2 What does 'detection accuracy' mean for OOD task in 'calculate_log.py'?

For 'mis' task, the detection error is easy to understand.
For 'OOD' task, a trained SDE-net outputs the softmax values (without ground-truth information) for both in-domain examples and OOD examples.
I'm confused about the detection accuracy of OOD task.
Any math expression or description for OOD detection accuracy?

#calculate the minimum detection error
if task == 'OOD':
    cifar = np.loadtxt('%s/confidence_Base_In.txt'%dir_name, delimiter=',')
    other = np.loadtxt('%s/confidence_Base_Out.txt'%dir_name, delimiter=',')

Y1 = other
X1 = cifar
end = np.max([np.max(X1), np.max(Y1)])
start = np.min([np.min(X1),np.min(Y1)])
gap = (end- start)/200000

errorBase = 1.0
for delta in np.arange(start, end, gap):
    tpr = np.sum(np.sum(X1 < delta)) / np.float(len(X1))
    error2 = np.sum(np.sum(Y1 > delta)) / np.float(len(Y1))
    errorBase = np.minimum(errorBase, (tpr+error2)/2.0)

3 What do the arrows in Figure 3 mean?

In Figure 3, both ID data and OOD data runs through f-net and g-net, merges with each other and finally outputs the predictions.
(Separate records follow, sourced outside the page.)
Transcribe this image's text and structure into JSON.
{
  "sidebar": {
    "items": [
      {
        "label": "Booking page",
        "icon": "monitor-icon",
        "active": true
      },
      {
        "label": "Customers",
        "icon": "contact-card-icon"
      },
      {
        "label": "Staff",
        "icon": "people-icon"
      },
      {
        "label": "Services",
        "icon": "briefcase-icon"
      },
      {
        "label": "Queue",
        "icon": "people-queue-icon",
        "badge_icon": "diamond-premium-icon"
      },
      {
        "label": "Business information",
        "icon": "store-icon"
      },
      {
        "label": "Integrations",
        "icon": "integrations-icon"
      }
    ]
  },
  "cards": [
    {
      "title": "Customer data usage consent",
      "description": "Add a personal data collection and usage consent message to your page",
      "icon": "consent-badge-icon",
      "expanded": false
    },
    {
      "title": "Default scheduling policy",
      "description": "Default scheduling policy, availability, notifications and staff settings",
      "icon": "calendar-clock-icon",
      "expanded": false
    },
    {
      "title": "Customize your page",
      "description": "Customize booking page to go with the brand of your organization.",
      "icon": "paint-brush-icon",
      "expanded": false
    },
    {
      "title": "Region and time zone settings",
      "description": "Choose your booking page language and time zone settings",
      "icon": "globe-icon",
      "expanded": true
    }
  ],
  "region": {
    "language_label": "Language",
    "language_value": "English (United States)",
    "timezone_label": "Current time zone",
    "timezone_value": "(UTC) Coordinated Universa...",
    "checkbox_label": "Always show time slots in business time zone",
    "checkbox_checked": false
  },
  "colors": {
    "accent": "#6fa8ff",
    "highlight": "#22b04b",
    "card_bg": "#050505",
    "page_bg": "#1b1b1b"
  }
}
It makes sense in the training process. However, the g-net seems useless in the test process? If we want to let the model evaluate its confidence/uncertainty for a specific example, should we use the g-net and set a threshold?

Some other potential questions may come later.
Sincerely thanks for your kindly help : )